Are you taking Investigation International Relations next semester? Then get ready to meet your new professor, Dr. Joey Huddleston. Born in Arkansas, Huddleston grew up in Colorado and moved to Hawaii with his missionary parents at the age of 17. However, despite his childhood travels, the first time Huddleston had been north of Philadelphia was his visit to Seton Hall in January. Lucky for him that was the only day this winter that was not bitter cold.
Huddleston received a Ph.D. in Political Science and International Relations from the University of Southern California. For his dissertation, he constructed a new way of measuring the likelihood of a separatist group gaining legitimacy and international recognition. This new framework takes into consideration a country’s foreign policy decisions, military interventions, UN voting record, and participation in sanctions to determine a score of how likely the country is to support a separatist movement.

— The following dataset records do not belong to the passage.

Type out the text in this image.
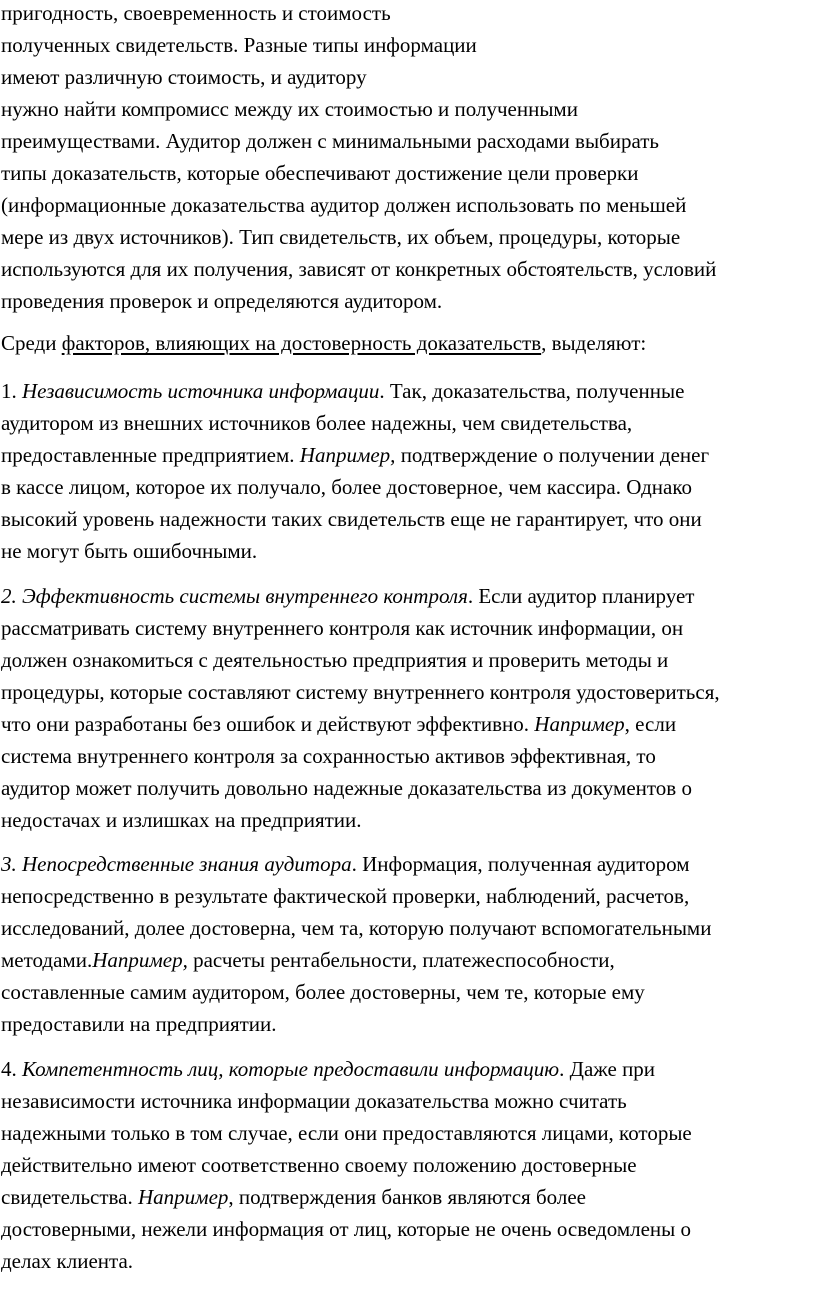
пригодность, своевременность и стоимость
полученных свидетельств. Разные типы информации
имеют различную стоимость, и аудитору
нужно найти компромисс между их стоимостью и полученными
преимуществами. Аудитор должен с минимальными расходами выбирать
типы доказательств, которые обеспечивают достижение цели проверки
(информационные доказательства аудитор должен использовать по меньшей
мере из двух источников). Тип свидетельств, их объем, процедуры, которые
используются для их получения, зависят от конкретных обстоятельств, условий
проведения проверок и определяются аудитором.
Среди факторов, влияющих на достоверность доказательств, выделяют:
1. Независимость источника информации. Так, доказательства, полученные
аудитором из внешних источников более надежны, чем свидетельства,
предоставленные предприятием. Например, подтверждение о получении денег
в кассе лицом, которое их получало, более достоверное, чем кассира. Однако
высокий уровень надежности таких свидетельств еще не гарантирует, что они
не могут быть ошибочными.
2. Эффективность системы внутреннего контроля. Если аудитор планирует
рассматривать систему внутреннего контроля как источник информации, он
должен ознакомиться с деятельностью предприятия и проверить методы и
процедуры, которые составляют систему внутреннего контроля удостовериться,
что они разработаны без ошибок и действуют эффективно. Например, если
система внутреннего контроля за сохранностью активов эффективная, то
аудитор может получить довольно надежные доказательства из документов о
недостачах и излишках на предприятии.
3. Непосредственные знания аудитора. Информация, полученная аудитором
непосредственно в результате фактической проверки, наблюдений, расчетов,
исследований, долее достоверна, чем та, которую получают вспомогательными
методами.Например, расчеты рентабельности, платежеспособности,
составленные самим аудитором, более достоверны, чем те, которые ему
предоставили на предприятии.
4. Компетентность лиц, которые предоставили информацию. Даже при
независимости источника информации доказательства можно считать
надежными только в том случае, если они предоставляются лицами, которые
действительно имеют соответственно своему положению достоверные
свидетельства. Например, подтверждения банков являются более
достоверными, нежели информация от лиц, которые не очень осведомлены о
делах клиента.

“After figuring out a score, we can tackle classical questions of how new countries come to exist, what role violence plays, and if diplomacy works for these groups,” Huddleston told the Envoy. “We can look at what role diplomacy plays in separatist movements and when these rebel groups start using diplomacy rather than protests, and non-violent activism as well as violence. The biggest finding I have is that more often than not they do not see much movement in terms of international recognition until there is violence. I think that is very unfortunate.”
Having been to refugee camps in Algeria during his undergraduate career, Huddleston’s research focuses on the western-Saharan case as well as anti-colonial and separatist movements in that region. By conducting interviews and speaking with government officials, he hopes to move his work from a “bird’s eye, statistical view” to a closer take on the situation, and gain a more concrete understanding of life on the ground, so to speak.

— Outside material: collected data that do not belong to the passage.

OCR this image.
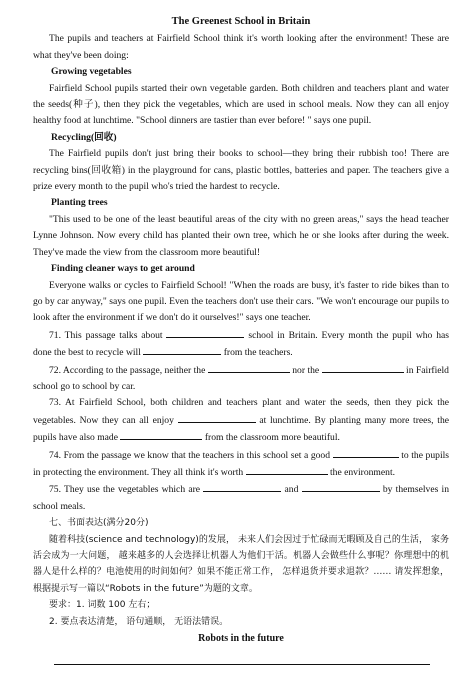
The Greenest School in Britain

The pupils and teachers at Fairfield School think it's worth looking after the environment! These are what they've been doing:

Growing vegetables

Fairfield School pupils started their own vegetable garden. Both children and teachers plant and water the seeds(种子), then they pick the vegetables, which are used in school meals. Now they can all enjoy healthy food at lunchtime. "School dinners are tastier than ever before! " says one pupil.

Recycling(回收)

The Fairfield pupils don't just bring their books to school—they bring their rubbish too! There are recycling bins(回收箱) in the playground for cans, plastic bottles, batteries and paper. The teachers give a prize every month to the pupil who's tried the hardest to recycle.

Planting trees

"This used to be one of the least beautiful areas of the city with no green areas," says the head teacher Lynne Johnson. Now every child has planted their own tree, which he or she looks after during the week. They've made the view from the classroom more beautiful!

Finding cleaner ways to get around

Everyone walks or cycles to Fairfield School! "When the roads are busy, it's faster to ride bikes than to go by car anyway," says one pupil. Even the teachers don't use their cars. "We won't encourage our pupils to look after the environment if we don't do it ourselves!" says one teacher.

71. This passage talks about	school in Britain. Every month the pupil who has done the best to recycle will	from the teachers.

72. According to the passage, neither the	nor the	in Fairfield school go to school by car.

73. At Fairfield School, both children and teachers plant and water the seeds, then they pick the vegetables. Now they can all enjoy	at lunchtime. By planting many more trees, the pupils have also made	from the classroom more beautiful.

74. From the passage we know that the teachers in this school set a good	to the pupils in protecting the environment. They all think it's worth	the environment.

75. They use the vegetables which are	and	by themselves in school meals.

七、书面表达(满分20分)

随着科技(science and technology)的发展， 未来人们会因过于忙碌而无暇顾及自己的生活， 家务活会成为一大问题， 越来越多的人会选择让机器人为他们干活。机器人会做些什么事呢？你理想中的机器人是什么样的？电池使用的时间如何？如果不能正常工作， 怎样退货并要求退款？…… 请发挥想象， 根据提示写一篇以“Robots in the future”为题的文章。

要求：1. 词数 100 左右；

2. 要点表达清楚， 语句通顺， 无语法错误。

Robots in the future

Another aspect of his research is how the international community reacts to separatist movements within democratic countries versus non-democratic countries. Recently, he has been watching the Catalonia referendum in Spain.
“With the Catalonian case, it is happening in a democracy, which already makes it a different kind of movement that we have often seen with separatist groups. There are a lot of reasons we may think the way things play out will look really different when it is happening in a democracy… the reason these groups a lot of time get sympathy around the world is that there is a norm that everyone should have representation in government. These groups are trying to break away from a democracy and it breaks the logic a little bit for observers.”
Outside of the classroom, Huddleston has some interesting hobbies as well. First, he makes bread. Not the throw-it-in-the-bread-machine kind of bread, but real homemade sourdough bread. However, if baked treats are not your thing, then ask Seton Hall’s newest diplomacy professor about his past in woodworking or his love for old cars. One day you may even see him cruising down South Orange Ave in his British roadster, a 66 MG.
If by chance you have a love of research, Professor Huddleston is the professor for you. During his undergraduate career, professors recognized his interest in research and fostered that skill. Now, he would like to do the same for his students.
“Those professors helped me to where I am, and I want to pay that forward when I come across students who I think have what it takes to make research a more permanent career path. On the other hand, I believe that understanding research, the process, the design, is helpful for all kinds of jobs,” he says. “Research is valuable in a research career, and research is valuable in every other kind of career. As much as I can communicate that message, which is really what I am focusing on, will be great for me, and that is really fulfilling”.